Mexican manufacturers can ship products by rail or by truck. Both means of transport saw cost swings recently, he says, but nothing close to those on the ocean freight side. “There is probably less risk on transportation costs,” Alperin says.

The relationship between the U.S. and Mexico also lacks serious political tensions, he says. In addition, a strong trade agreement, in the form of the United States-Mexico-Canada Agreement, is in place.

“The flow of goods is very easy and free between the two countries,” Alperin says.

Mexico is no newbie to manufacturing, either. It has deep manufacturing roots, he says, particularly within the automotive sector. What’s more, U.S. companies have been successfully outsourcing manufacturing to Mexico for many years. “Mexico has a pretty skilled labor force and a pretty sophisticated manufacturing base,” Hartley adds.

Another plus? Alperin says Mexico’s average labor costs are now in line with those of China. Fortune, meanwhile, reports that those costs are now even lower than China’s.

Not Without Drawbacks

Despite all of its advantages, nearshoring to Mexico does come with potential challenges. For one thing, although Mexico’s skilled labor base is large, it’s certainly not unlimited.
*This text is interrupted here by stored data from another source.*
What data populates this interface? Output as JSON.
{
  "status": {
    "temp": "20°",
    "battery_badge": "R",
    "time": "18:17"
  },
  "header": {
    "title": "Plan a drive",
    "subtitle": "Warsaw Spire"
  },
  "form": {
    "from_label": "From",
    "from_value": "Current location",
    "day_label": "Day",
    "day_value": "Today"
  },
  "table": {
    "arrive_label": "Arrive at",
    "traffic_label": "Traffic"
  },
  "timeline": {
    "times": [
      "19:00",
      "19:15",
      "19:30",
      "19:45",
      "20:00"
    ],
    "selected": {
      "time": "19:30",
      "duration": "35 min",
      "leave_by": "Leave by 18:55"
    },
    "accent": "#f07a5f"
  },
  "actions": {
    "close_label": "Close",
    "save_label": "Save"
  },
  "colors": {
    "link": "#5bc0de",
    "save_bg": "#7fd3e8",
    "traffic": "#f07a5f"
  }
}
“Oftentimes, the same manufacturers are fighting over the same top talent pool in manufacturing in a burgeoning, sort of high-growth economy like Mexico’s,” Hartley says. “I see that as kind of the battleground.”

What’s more, Mexico doesn’t have the highly skilled labor base that’s required for the manufacture of some high-tech products such as semiconductors, Alperin says. However, there’s certainly opportunity for Mexico to build that base in the near future.

Other challenges include energy-efficiency and infrastructure concerns and a lack of certainty in public policy, Mexico Business News reports. 

Make an Informed Decision

Alperin advises U.S. companies to take some time in decision-making — using good data. They should have a procurement process capable of looking at “all of the different pieces” simultaneously, including changes in lead time, transportation cost and labor cost, and how they will impact the price of finished or intermediate goods.

“I think the biggest thing we probably learned over the last couple of years is that we have no idea where the next problem is going to occur or how big it’s going to be; it’s a surprise every day,” he says. “And we found that most companies were not ready for those surprises. They didn’t have a lot of agility; they didn’t have fast processes. You definitely need a way that you can really, really quickly react to these changes; evaluate the cost tradeoffs with the lead time tradeoffs and the other risks so that you are prepared when things change.”